Mi mano encubría con bastante solvencia mis gimoteos de placer, algo que tranquilizaba a mi compañero y le permitía concentrarse en ofrecerme regocijo antes que en asegurarse la máxima discreción. Pero el pobre llevaba ya mucho tiempo a tope de sus posibilidades, y su descarga iba a ser inevitable a muy corto plazo. Cuando sentí el miembro hincharse en mi interior más y más, segundo a segundo, tuve que usar también la otra mano en mi boca para evitar un grito de exaltación máxima que sería fatal para las pretensiones de mi amante. Juan arrojó un gruñido definitivo que precedió a su salida de mi interior y la descarga de todo su semen sobre mi concha expuesta. Mientras con una mano mantenía una de mis piernas bien doblada hacia arriba, con la otra masturbaba su miembro apuntando siempre al mismo lugar, formando por lo tanto, una espesa manta de leche caliente justo sobre la entrada que antes asediaba.
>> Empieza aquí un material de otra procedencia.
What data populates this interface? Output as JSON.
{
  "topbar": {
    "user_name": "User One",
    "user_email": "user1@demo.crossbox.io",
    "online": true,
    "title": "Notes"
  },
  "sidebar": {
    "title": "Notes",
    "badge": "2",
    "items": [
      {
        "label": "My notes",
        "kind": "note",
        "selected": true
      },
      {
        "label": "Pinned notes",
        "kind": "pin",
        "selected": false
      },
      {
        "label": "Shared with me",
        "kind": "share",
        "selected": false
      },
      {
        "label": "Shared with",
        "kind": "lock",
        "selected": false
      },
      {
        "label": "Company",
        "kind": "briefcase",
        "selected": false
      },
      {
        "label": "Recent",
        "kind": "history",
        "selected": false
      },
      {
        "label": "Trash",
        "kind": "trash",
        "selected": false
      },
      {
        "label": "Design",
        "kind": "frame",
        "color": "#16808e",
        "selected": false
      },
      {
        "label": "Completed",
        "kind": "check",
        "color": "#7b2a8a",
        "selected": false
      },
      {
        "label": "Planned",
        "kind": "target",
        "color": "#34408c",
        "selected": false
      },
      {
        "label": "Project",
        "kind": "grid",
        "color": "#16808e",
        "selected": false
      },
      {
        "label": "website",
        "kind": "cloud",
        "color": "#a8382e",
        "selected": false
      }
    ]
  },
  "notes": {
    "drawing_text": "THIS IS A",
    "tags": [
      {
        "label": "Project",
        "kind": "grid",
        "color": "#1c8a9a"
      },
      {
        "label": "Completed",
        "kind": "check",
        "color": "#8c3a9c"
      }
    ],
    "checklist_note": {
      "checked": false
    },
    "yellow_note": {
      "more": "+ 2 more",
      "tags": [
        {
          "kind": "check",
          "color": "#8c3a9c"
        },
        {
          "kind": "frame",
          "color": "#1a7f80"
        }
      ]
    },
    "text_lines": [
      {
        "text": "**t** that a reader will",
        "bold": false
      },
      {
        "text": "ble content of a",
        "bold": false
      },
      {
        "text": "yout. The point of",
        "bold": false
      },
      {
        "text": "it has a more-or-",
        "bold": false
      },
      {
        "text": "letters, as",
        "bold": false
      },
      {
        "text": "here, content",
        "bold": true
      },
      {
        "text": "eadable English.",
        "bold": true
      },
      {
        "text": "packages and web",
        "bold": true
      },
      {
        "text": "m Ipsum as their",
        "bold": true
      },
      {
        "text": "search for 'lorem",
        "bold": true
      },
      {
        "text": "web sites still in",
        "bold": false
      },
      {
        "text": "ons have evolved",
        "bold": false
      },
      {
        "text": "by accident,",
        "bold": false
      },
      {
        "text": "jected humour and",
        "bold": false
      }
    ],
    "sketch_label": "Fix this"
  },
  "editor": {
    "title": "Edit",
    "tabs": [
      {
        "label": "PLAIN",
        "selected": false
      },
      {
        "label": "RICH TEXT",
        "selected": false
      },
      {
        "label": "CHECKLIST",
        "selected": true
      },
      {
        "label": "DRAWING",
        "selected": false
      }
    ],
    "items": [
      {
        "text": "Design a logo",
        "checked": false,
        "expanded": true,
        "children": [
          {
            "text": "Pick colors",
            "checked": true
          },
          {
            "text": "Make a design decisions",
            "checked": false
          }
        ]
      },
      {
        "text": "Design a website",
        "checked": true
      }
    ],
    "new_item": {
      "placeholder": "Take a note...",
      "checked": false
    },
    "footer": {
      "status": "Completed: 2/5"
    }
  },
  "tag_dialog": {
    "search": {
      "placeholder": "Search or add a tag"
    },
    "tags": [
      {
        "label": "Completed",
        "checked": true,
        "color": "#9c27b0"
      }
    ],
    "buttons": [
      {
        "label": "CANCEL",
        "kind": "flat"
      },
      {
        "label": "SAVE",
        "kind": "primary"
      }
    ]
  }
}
Era imposible determinar ahora la fisionomía de mi chocho manchado por completo, pero Juan conocía muy bien el camino y, sin aviso previo, apuntó de nuevo hacia mi interior con la intención de atravesar esa barrera condensada y penetrarme con su misil, que ahora arrastraba parte de su simiente hacia mis adentros. Esa última incursión, aunque me pilló desprevenida, hizo mella en mis zonas sensibles y me arrancó un pequeño sollozo que podría confundirse perfectamente con el sonido de alguna pesadilla en pleno sueño, procedente de una cachonda hedionda y maloliente como yo. Así se lo transmití a Juan para excusarme, mientras su robusto estoque se reblandecía en mi interior antes de volver a su habitación.

 

Era muy temprano por la mañana cuando me despertó el bullicio de los habitantes en el piso inferior de la casa. Parece ser que solían desayunar por turnos en la cocina, y mi habitación se ubicaba justo encima. Pegué un salto, abrí las ventanas y propicié la aireación de las sábanas que, lógicamente, no apestaban tanto como yo, pero necesitaban del aire fresco de la campiña. Abrí la puerta, asomé la cabeza y me aseguré de que nadie se iba a interponer en mi ruta hacia el lavabo. Me atavié con mis enseres higiénicos y realicé una carrera en bragas hacia la privacidad del cuarto de baño donde, probablemente, debí acabar contaminando el alcantarillado público con la cantidad de restos orgánicos que la ducha desprendía de todo mi cuerpo. Unté de crema hidratante todo mi límpido cuerpo y me vestí con ropa interior nueva que había traído conmigo desde la habitación. No supuse que fuera necesario tapar con una toalla las vergüenzas derivadas de mi breve vestimenta, al fin y al cabo tampoco iba en pelotas. Y de vuelta a mi estancia se me cruzó Ana, la amiga de Juan con la que compartía no solo amistad y aposento, sino morbo y sexualidad. Intercambiamos miradas de complicidad, un "buenos días" y una sonrisa. Pero ella quería más, porque me siguió hasta mi alojamiento cerrando la puerta tras de sí.